The coastal town of Southport is a popular destination for families from all over the north west of England - a more palatable place to visit than Blackpool and a town that retains lots of its historic charm.
The town lies on the Irish Sea and is about half way between the cities of Liverpool to the south and Preston to the north. To the north of the town lies the River Ribble and the Ribble Estuary and in between miles of flat open sand.
Southport is not renowned for the sea coming in too close to the shore. It does happen but almost never when I go and visit.
This is the view of the shoreline with its mix of modern and traditional buildings, the image was shot from the Pier that sticks right out into the sea.
Of course the Pier is a very famous landmark indeed.
It is a Grade II listed building and with its 1,110m length it is the second longest in Great Britain. Constructed of wrought iron and wooden decking it really is a superb historical construction.
The arches sweep over the top of the Pier and each arch houses an ornate lamp that lights up the structure as the darkness approaches.
Placed right in the centre of the Pier are the tracks for a tramway that carries passengers from the shore right to the cafe at the end of the Pier.

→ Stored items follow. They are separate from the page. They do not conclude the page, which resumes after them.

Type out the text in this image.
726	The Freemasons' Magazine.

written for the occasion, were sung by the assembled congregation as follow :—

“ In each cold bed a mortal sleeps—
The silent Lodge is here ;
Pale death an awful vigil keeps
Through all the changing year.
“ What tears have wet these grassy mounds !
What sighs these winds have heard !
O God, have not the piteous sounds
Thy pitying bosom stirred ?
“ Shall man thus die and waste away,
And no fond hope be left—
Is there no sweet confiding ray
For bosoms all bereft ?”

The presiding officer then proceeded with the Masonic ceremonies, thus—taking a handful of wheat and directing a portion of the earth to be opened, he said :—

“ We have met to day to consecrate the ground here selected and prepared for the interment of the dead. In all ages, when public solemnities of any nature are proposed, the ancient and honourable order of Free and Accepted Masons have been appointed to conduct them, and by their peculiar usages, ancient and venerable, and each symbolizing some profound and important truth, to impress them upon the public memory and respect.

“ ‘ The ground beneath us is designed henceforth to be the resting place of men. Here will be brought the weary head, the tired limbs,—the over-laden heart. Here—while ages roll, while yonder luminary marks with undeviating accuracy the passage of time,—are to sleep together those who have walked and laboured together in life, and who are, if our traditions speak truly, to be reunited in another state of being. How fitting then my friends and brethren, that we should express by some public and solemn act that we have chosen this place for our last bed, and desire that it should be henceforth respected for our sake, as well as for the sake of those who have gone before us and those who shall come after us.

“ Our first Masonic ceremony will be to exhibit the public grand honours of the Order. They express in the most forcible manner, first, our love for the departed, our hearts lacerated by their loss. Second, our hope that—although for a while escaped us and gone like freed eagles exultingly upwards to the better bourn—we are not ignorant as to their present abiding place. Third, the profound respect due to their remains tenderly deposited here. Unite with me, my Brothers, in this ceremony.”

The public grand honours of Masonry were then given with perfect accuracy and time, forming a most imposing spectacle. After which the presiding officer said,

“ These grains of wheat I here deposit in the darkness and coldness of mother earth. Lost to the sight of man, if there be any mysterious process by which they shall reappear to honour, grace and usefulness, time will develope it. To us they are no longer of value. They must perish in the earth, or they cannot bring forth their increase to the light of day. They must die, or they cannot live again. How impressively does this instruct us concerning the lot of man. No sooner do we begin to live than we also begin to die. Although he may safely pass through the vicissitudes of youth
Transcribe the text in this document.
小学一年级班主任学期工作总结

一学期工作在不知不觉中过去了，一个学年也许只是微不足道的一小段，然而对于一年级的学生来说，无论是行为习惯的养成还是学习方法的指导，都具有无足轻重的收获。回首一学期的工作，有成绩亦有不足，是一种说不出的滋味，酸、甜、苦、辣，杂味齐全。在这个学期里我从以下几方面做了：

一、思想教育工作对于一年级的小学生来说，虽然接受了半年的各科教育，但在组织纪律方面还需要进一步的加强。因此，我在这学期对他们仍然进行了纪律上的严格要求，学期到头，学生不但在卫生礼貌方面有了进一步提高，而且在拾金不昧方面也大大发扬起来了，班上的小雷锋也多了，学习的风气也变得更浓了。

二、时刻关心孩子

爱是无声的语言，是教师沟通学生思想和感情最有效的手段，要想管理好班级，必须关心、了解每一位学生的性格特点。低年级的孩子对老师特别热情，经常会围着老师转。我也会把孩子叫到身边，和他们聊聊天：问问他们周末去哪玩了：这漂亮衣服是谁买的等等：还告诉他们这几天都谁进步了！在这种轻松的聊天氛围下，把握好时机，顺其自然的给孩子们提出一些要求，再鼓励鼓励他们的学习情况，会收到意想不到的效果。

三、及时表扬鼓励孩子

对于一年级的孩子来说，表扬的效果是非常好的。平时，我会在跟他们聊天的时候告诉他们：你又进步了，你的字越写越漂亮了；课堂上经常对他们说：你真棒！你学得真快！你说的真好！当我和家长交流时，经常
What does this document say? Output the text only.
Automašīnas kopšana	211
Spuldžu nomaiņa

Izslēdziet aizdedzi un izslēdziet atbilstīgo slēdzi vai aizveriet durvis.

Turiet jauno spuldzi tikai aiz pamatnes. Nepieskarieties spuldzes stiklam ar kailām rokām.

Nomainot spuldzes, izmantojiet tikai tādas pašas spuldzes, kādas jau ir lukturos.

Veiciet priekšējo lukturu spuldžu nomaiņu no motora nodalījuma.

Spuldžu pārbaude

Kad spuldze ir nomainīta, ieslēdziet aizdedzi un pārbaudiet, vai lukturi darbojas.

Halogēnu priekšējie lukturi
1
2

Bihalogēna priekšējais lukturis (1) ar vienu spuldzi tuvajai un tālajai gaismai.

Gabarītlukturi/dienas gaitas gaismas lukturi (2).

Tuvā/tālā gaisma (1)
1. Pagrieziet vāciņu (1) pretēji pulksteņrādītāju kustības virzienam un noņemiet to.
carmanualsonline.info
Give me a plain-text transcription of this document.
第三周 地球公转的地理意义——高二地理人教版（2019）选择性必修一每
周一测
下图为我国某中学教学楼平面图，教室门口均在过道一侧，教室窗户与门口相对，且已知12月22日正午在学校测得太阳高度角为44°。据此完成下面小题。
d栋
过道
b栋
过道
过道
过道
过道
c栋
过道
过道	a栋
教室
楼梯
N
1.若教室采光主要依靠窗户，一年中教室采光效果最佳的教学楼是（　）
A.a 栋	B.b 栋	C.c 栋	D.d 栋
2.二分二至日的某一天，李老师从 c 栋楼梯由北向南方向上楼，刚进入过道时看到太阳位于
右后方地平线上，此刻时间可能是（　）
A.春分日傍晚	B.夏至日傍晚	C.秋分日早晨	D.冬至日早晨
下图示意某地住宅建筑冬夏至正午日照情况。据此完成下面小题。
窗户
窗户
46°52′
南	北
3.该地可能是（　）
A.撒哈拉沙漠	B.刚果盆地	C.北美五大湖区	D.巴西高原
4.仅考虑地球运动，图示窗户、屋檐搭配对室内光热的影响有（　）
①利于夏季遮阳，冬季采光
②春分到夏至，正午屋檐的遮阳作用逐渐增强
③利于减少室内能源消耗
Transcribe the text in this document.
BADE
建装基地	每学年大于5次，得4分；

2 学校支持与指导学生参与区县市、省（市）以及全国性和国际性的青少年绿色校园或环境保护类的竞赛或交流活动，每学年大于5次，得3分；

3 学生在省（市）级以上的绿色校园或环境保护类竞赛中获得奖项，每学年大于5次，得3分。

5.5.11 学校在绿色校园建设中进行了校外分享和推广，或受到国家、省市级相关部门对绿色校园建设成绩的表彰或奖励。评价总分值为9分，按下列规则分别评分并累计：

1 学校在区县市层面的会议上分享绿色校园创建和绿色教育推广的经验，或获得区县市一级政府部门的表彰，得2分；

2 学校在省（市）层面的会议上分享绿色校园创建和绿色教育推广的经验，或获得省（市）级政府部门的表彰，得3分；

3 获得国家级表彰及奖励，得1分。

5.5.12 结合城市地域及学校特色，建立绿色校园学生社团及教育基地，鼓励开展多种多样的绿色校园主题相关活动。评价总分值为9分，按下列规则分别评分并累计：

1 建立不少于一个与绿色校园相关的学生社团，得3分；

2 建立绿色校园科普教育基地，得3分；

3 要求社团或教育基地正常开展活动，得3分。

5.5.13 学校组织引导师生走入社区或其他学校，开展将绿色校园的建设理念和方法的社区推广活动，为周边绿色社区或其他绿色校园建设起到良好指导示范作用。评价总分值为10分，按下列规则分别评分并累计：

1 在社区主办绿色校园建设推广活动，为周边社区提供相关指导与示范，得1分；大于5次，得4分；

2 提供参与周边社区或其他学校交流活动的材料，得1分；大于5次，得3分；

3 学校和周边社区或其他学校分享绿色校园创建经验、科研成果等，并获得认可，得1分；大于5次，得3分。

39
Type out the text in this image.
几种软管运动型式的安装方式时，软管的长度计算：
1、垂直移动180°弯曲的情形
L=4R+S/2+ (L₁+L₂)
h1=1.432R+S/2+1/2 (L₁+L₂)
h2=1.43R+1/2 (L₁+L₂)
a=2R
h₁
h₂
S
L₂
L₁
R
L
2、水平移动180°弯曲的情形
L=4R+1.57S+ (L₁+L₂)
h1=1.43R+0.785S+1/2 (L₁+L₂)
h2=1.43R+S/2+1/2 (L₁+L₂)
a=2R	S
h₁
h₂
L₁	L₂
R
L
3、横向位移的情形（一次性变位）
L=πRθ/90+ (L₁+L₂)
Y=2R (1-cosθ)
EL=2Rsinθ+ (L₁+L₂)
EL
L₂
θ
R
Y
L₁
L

This proves a popular method of transport when the weather turns, but when the sun shines, there is no better feeling than to walk along with the wind blowing in your face.
When you get right out towards the end of the Pier, you can cast your eye over towards the horizon and the Fylde Coast, home of the more publicised town of Blackpool.
On a clear day you can see the pleasure beach, roller coasters and the tower. They are in stark contrast to the flat sands that surround them.
When you have enjoyed your cup of tea or coffee at the cafe at the end of the Pier you can make your way back to shore and discover another gem - the marine lake, a body of water used by the tourists and small pleasurecraft.
Other smaller ornate iron bridges cross the water and connect each shore. Even when the winds are blowing this is a very sheltered place to be.
The coast road is exactly what you would expect it to be, a road that goes all the way along the sea wall from Formby in the south, all the way to the Ribble Estuary Park in the north.
Areas along the coastal road have been upgraded and developed and turned into small havens for the tourists with restaurants and shops helping to attract the visitors all year round.
It's all very clean and welcoming.
I hope that this gives you a little taste of what you can expect from a visit to Southport, there is something for everyone really and it remains one of my favourite places to return to.